This is a suit to recover a balance due on an account for groceries sold the defendants and used by them in their family. It originated in a justice court where judgment was rendered for *614plaintiff and an appeal was taken to the circuit court. Motions were there filed by defendants to make the petition more definite and certain, which being sustained, the plaintiffs, by leave of court, filed an amended petition in which they asked judgment for the same balance, as upon an account stated.
The defendants thereupon filed a joint motion to strike out the amended petition as a departure, but this the court overruled. Whereupon defendants filed a joint answer and submitted the disputed questions of fact to the arbitrament of a jury. A verdict was returned for plaintiff in the full amount claimed, to-wit, $187.75, and we are asked to review the judgment rendered thereon.
The first error complained of is that the court overruled defendant’s motion to strike out the amended petition which declared on a stated account and was for that reason a departure. It is held in Hanson v. Jones, 20 Mo. App. 595, l. c. 600, that such an amendment does not introduce a new cause of action, but that it remained as before, a suit for a balance due on a merchant’s account; and this ruling was approved in Newberger v. Frieda, 23 Mo. App. 631, l. c. 637. These rulings are based on the liberality accorded amendments to pleadings in justice courts where technical formality is not required. But whether the amendment was a departure or not, defendants waived all error in that regard by filing answer and going to trial, thereby taking their chances on the issues as presented by the amended pleading. Having taken their chances they must abide by the result so far as this point is concerned. [Scovill v. Glasner, 79 Mo. 449, l. c. 454; Grymes v. Mill Co., 111 Mo. App. 358, l. c. 362.]
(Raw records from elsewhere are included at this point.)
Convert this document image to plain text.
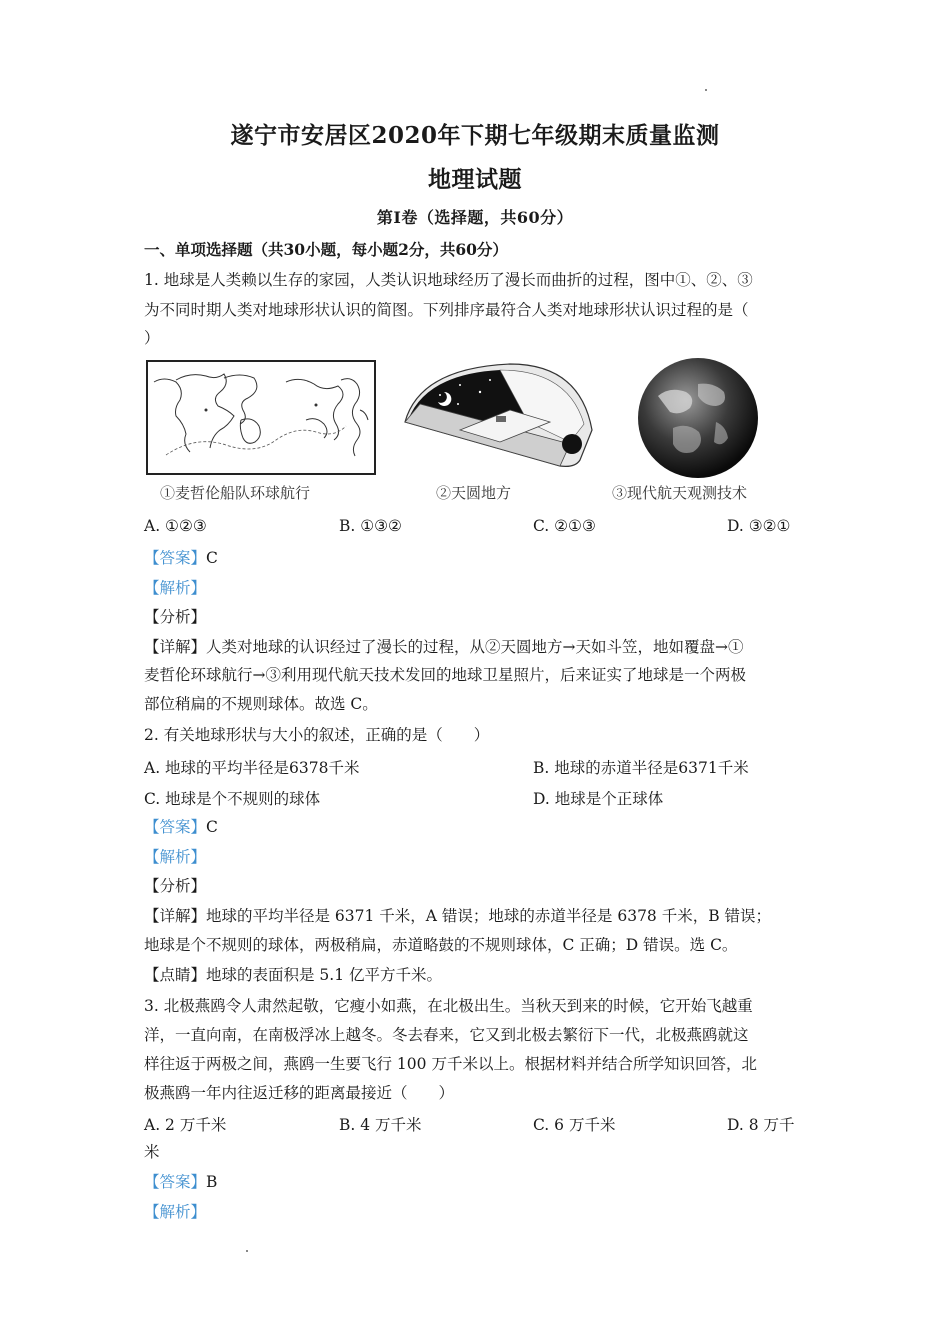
遂宁市安居区2020年下期七年级期末质量监测
地理试题
第Ⅰ卷（选择题，共60分）
一、单项选择题（共30小题，每小题2分，共60分）
1. 地球是人类赖以生存的家园，人类认识地球经历了漫长而曲折的过程，图中①、②、③
为不同时期人类对地球形状认识的简图。下列排序最符合人类对地球形状认识过程的是（
）
①麦哲伦船队环球航行	②天圆地方	③现代航天观测技术
A. ①②③	B. ①③②	C. ②①③	D. ③②①
【答案】C
【解析】
【分析】
【详解】人类对地球的认识经过了漫长的过程，从②天圆地方→天如斗笠，地如覆盘→①
麦哲伦环球航行→③利用现代航天技术发回的地球卫星照片，后来证实了地球是一个两极
部位稍扁的不规则球体。故选 C。
2. 有关地球形状与大小的叙述，正确的是（　　）
A. 地球的平均半径是6378千米	B. 地球的赤道半径是6371千米
C. 地球是个不规则的球体	D. 地球是个正球体
【答案】C
【解析】
【分析】
【详解】地球的平均半径是 6371 千米，A 错误；地球的赤道半径是 6378 千米，B 错误；
地球是个不规则的球体，两极稍扁，赤道略鼓的不规则球体，C 正确；D 错误。选 C。
【点睛】地球的表面积是 5.1 亿平方千米。
3. 北极燕鸥令人肃然起敬，它瘦小如燕，在北极出生。当秋天到来的时候，它开始飞越重
洋，一直向南，在南极浮冰上越冬。冬去春来，它又到北极去繁衍下一代，北极燕鸥就这
样往返于两极之间，燕鸥一生要飞行 100 万千米以上。根据材料并结合所学知识回答，北
极燕鸥一年内往返迁移的距离最接近（　　）
A. 2 万千米	B. 4 万千米	C. 6 万千米	D. 8 万千
米
【答案】B
【解析】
A number of errors are claimed the basis of which is the assumption that the evidence fails to show an account stated against both or either of said defendants. We think it amply sufficient, however, to sup*615port a finding of the jury to that effect. There was evidence fully tending to show that, during the entire time groceries were bought of plaintiff by the defendants, the various items with the amount due therefor were set down in the shape of an account in duplicate pass books, one of which plaintiff kept and the other was retained by defendants; that the final balance now sued for was struck and put down in each pass book; that defendants retained this pass book with such balance for a year and a half without objection; that both defendants said they would pay, and one defendant (the husband) offered to give his note for it; that there was a definite acknowledgement of indebtedness in a certain sum implied from the conduct of both defendants. This was sufficient to sustain a finding that there was a stated account. [Stewart v. Railroad, 157 Mo. App. 225, l. c. 238, and authorities there cited.]
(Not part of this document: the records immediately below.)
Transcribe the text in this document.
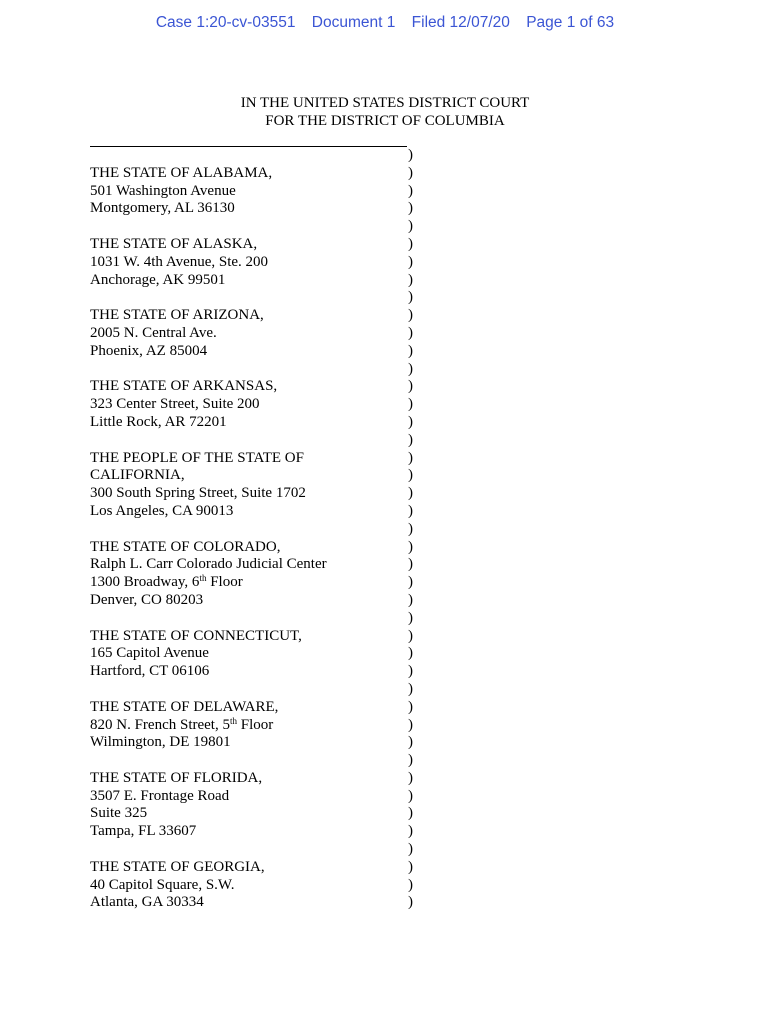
Case 1:20-cv-03551 Document 1 Filed 12/07/20 Page 1 of 63
IN THE UNITED STATES DISTRICT COURT
FOR THE DISTRICT OF COLUMBIA
)
THE STATE OF ALABAMA,	)
501 Washington Avenue	)
Montgomery, AL 36130	)
)
THE STATE OF ALASKA,	)
1031 W. 4th Avenue, Ste. 200	)
Anchorage, AK 99501	)
)
THE STATE OF ARIZONA,	)
2005 N. Central Ave.	)
Phoenix, AZ 85004	)
)
THE STATE OF ARKANSAS,	)
323 Center Street, Suite 200	)
Little Rock, AR 72201	)
)
THE PEOPLE OF THE STATE OF	)
CALIFORNIA,	)
300 South Spring Street, Suite 1702	)
Los Angeles, CA 90013	)
)
THE STATE OF COLORADO,	)
Ralph L. Carr Colorado Judicial Center	)
1300 Broadway, 6th Floor	)
Denver, CO 80203	)
)
THE STATE OF CONNECTICUT,	)
165 Capitol Avenue	)
Hartford, CT 06106	)
)
THE STATE OF DELAWARE,	)
820 N. French Street, 5th Floor	)
Wilmington, DE 19801	)
)
THE STATE OF FLORIDA,	)
3507 E. Frontage Road	)
Suite 325	)
Tampa, FL 33607	)
)
THE STATE OF GEORGIA,	)
40 Capitol Square, S.W.	)
Atlanta, GA 30334	)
It is also insisted that it was error to submit the reasonableness of the length of time the debtors kept the account without objection, since reasonableness is a question of law for the court and not for the jury. It undoubtedly is a question for the court “where there is no dispute as to the time of the rendition of the account or the time of making objection.” McKeen v. Bank, 74 Mo. App. 281, l. c. 289.] But where there is such dispute it is proper to’ submit the question to the jury in an appropriate instruction as was done in this case.
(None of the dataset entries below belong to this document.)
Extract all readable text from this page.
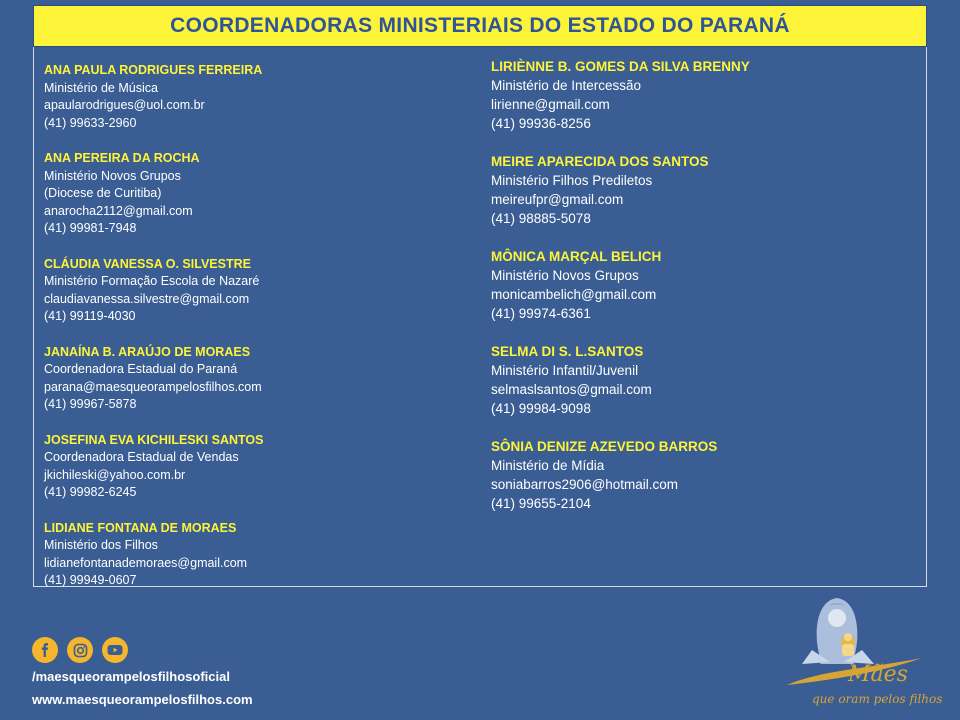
COORDENADORAS MINISTERIAIS DO ESTADO DO PARANÁ
ANA PAULA RODRIGUES FERREIRA
Ministério de Música
apaularodrigues@uol.com.br
(41) 99633-2960
ANA PEREIRA DA ROCHA
Ministério Novos Grupos
(Diocese de Curitiba)
anarocha2112@gmail.com
(41) 99981-7948
CLÁUDIA VANESSA O. SILVESTRE
Ministério Formação Escola de Nazaré
claudiavanessa.silvestre@gmail.com
(41) 99119-4030
JANAÍNA B. ARAÚJO DE MORAES
Coordenadora Estadual do Paraná
parana@maesqueorampelosfilhos.com
(41) 99967-5878
JOSEFINA EVA KICHILESKI SANTOS
Coordenadora Estadual de Vendas
jkichileski@yahoo.com.br
(41) 99982-6245
LIDIANE FONTANA DE MORAES
Ministério dos Filhos
lidianefontanademoraes@gmail.com
(41) 99949-0607
LIRIÈNNE B. GOMES DA SILVA BRENNY
Ministério de Intercessão
lirienne@gmail.com
(41) 99936-8256
MEIRE APARECIDA DOS SANTOS
Ministério Filhos Prediletos
meireufpr@gmail.com
(41) 98885-5078
MÔNICA MARÇAL BELICH
Ministério Novos Grupos
monicambelich@gmail.com
(41) 99974-6361
SELMA DI S. L.SANTOS
Ministério Infantil/Juvenil
selmaslsantos@gmail.com
(41) 99984-9098
SÔNIA DENIZE AZEVEDO BARROS
Ministério de Mídia
soniabarros2906@hotmail.com
(41) 99655-2104
/maesqueorampelosfilhosoficial
www.maesqueorampelosfilhos.com
Mães
que oram pelos filhos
Objection is made to the form of the verdict. It read as follows:
“Oct. 28-1912.
J. C. Borkowski v. Rudolph Janicke et al.
We, the jury in the above entitled case, find for the plaintiff and against the defendant in the sum of $187.75.
W. C. Baker, Foreman.'
*616The point is that by the use of the word “defendant” instead of “defendants” the jury meant to return a verdict against one and not the other and hence the verdict is faulty and ambiguous. The defendants were sned jointly and answered and defended jointly. There was no claim of nonliability on the part of one that did not apply to both. Of coarse, if the verdict is ambiguous, then it sho.uld not stand. [Newton v. Railroad, 153 S. W. 495.] But if it shows on. its face that the omission of the letter “s” at the end of the' word “defendant” is a mere misprision, and if the entire record shows that, if any verdict is rendered for plaintiff at all, it must be against both defendants, then there is.no ambiguity. [Gurley v. O’Dwyer, 61 Mo. App. 348.] The verdict shows on its face there were two defendants. To say that the use of the word “defendant” was intentional is to convict the jury of purposely returning a verdict against one only without stating the name of the one found against or the one against whom no verdict was returned. Under such circumstances the use of the singular instead of the plural could not be said to be anything other than a mere clerical error. The identical point in question was ruled adversely to the contention of defendant in Steed v. Barnhill, 71 Ala. 157; Waddingham v. Dickson, 29 Pac. 177; Cowell v. Colorado Springs Co., 3 Colo. 82; Davis v. Shuah, 36 N. E. 122. [See also 34 Cyc. 1882.]
Instruction No. 6 is complained of as inviting the jury to find against one of the defendants only. We do not think it is open to this charge. The instruction was a form of verdict and the only ground of the charge is that a blank space was left in place of writing the names of both defendants in. Prejudicial error does not appear in this, and the verdict and judgment is so clearly for the right party, that, unless error has been shown, it ought not to be disturbed. It is, therefore, affirmed.